Modeling penetration phenomena

Penetration phenomena are of interest in numerous areas (cf. [3]). They are often associated with the problem of nuclear waste containment and with the protection of spacecraft or satellites from debris and/or meteorite impact. Formally the penetration is defined as the entrance of a projectile into the target without completing its passage through the body. The penetration phenomenon can be characterized according to the impact angle, the geometry and material characteristics of the target and the projectile and the striking velocity. In this chapter we limit our considerations to the normal incidence impact of a long rod on a semi-infinite target. This model corresponds for example to the situation in which a very thick armor is penetrated by a high kinetic energy projectile. The most efficient method for the solution of this problem is the numerical modeling by the finite element method. Many finite element computer programs are capable of handling very complex material constitutive relations. These programs are expensive and often require a substantial amount of execution time.
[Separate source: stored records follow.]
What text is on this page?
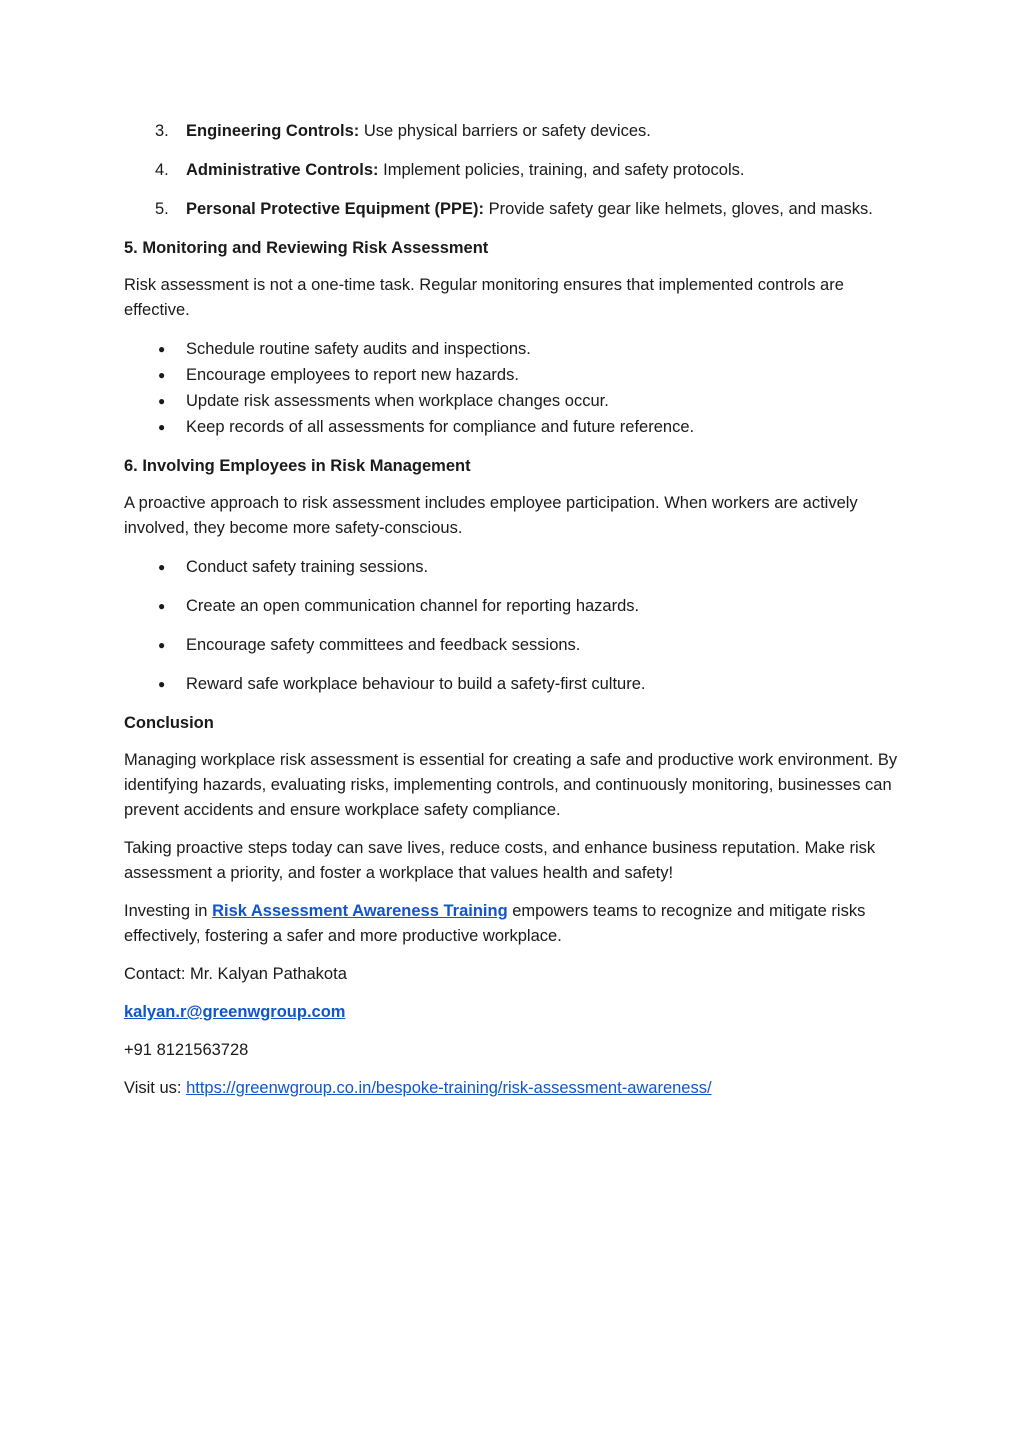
3.	Engineering Controls: Use physical barriers or safety devices.
4.	Administrative Controls: Implement policies, training, and safety protocols.
5.	Personal Protective Equipment (PPE): Provide safety gear like helmets, gloves, and masks.
5. Monitoring and Reviewing Risk Assessment
Risk assessment is not a one-time task. Regular monitoring ensures that implemented controls are effective.
●	Schedule routine safety audits and inspections.
●	Encourage employees to report new hazards.
●	Update risk assessments when workplace changes occur.
●	Keep records of all assessments for compliance and future reference.
6. Involving Employees in Risk Management
A proactive approach to risk assessment includes employee participation. When workers are actively involved, they become more safety-conscious.
●	Conduct safety training sessions.
●	Create an open communication channel for reporting hazards.
●	Encourage safety committees and feedback sessions.
●	Reward safe workplace behaviour to build a safety-first culture.
Conclusion
Managing workplace risk assessment is essential for creating a safe and productive work environment. By identifying hazards, evaluating risks, implementing controls, and continuously monitoring, businesses can prevent accidents and ensure workplace safety compliance.
Taking proactive steps today can save lives, reduce costs, and enhance business reputation. Make risk assessment a priority, and foster a workplace that values health and safety!
Investing in Risk Assessment Awareness Training empowers teams to recognize and mitigate risks effectively, fostering a safer and more productive workplace.
Contact: Mr. Kalyan Pathakota
kalyan.r@greenwgroup.com
+91 8121563728
Visit us: https://greenwgroup.co.in/bespoke-training/risk-assessment-awareness/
This is the main reason why simple one-dimensional theories still have considerable value. Such theories also provide insight into the interactions between the physical parameters and their relationship to the outcome of the event. These interactions are usually difficult to ascertain from the computer analyses mentioned above. As a result, simple theories often provide the basis for the design of experiments, refining the areas in which numerical modeling by finite element methods is applied. In this spirit, we will investigate some penetration models which are treated using Maple.